I am new to matplotlib and statistics. Trying to learn through the below example and need some help in terms of understanding and solution.
I have added a bar chart image below. I have sample data for four years 1992, 1993, 1994, and 1995. I have plotted 4 bars for their Mean and Margin of Error. Further, I am allowing the user to draw a rectangle to select a range on the y-axis. This is shown as the grey horizontal rectangle in the image with ymax=46132 and ymin=37527. Now the task is to compare each bar with this y-axis range and evaluate if the probability of each distribution’s value falling within the selected range on y-axis and accordingly colour the bar based on the colour map at the bottom.

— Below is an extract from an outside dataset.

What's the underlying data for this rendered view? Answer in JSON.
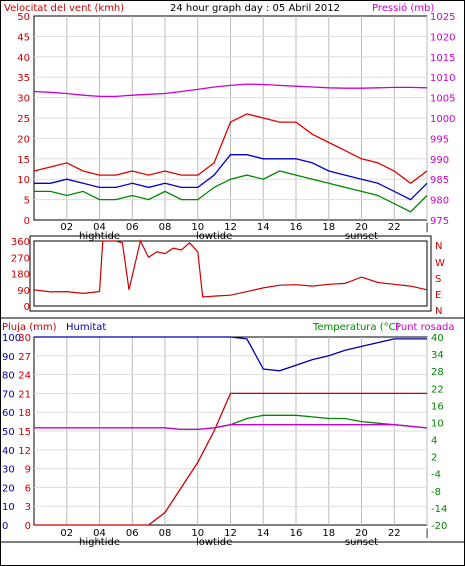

I have used the following code to find the probability for this but it's not showing the correct results. df2 has 4 rows containing the mean and standard deviation for each bar. ymax=46132 and ymin=37527.
import pandas as pd
import matplotlib.cm as cm
import scipy.stats as st
cmap = cm.get_cmap('Reds')
df2 = pd.DataFrame(data=[[33312.107476, 200630.901553, 6508.897970],
[41861.859541, 98398.356203, 3192.254314],
[39493.304941, 140369.925240, 4553.902287],
[47743.550969, 69781.185469, 2263.851744]],
columns=['mean', 'std', 'MoE'],
index=['1992', '1993', '1994', '1995'])
ymax = 46132
ymin = 37527
for i in range(len(df2)):
cdf_value = (st.norm(df2.iloc[i]['mean'], df2.iloc[i]['std']).cdf(ymax) -
st.norm(df2.iloc[i]['mean'], df2.iloc[i]['std']).cdf(ymin))
print(cdf_value)
clr_shade = cmap(cdf_value)
Below is the output cdf values. All are close to 0 and hence cmap faching the light colour for all bars. As per my understanding, with the current y-axis range in the image, bar for the 1993 should plot with dark colour (should have higher probability), 1992 and 1995 with light colour (with lower probability) and 1994 may be with in-between colour.
0.017093796658858795
0.03487664518128952
0.024448867322311274
0.048988004652986805
Please help me to understand what am I doing wrong and how to solve this.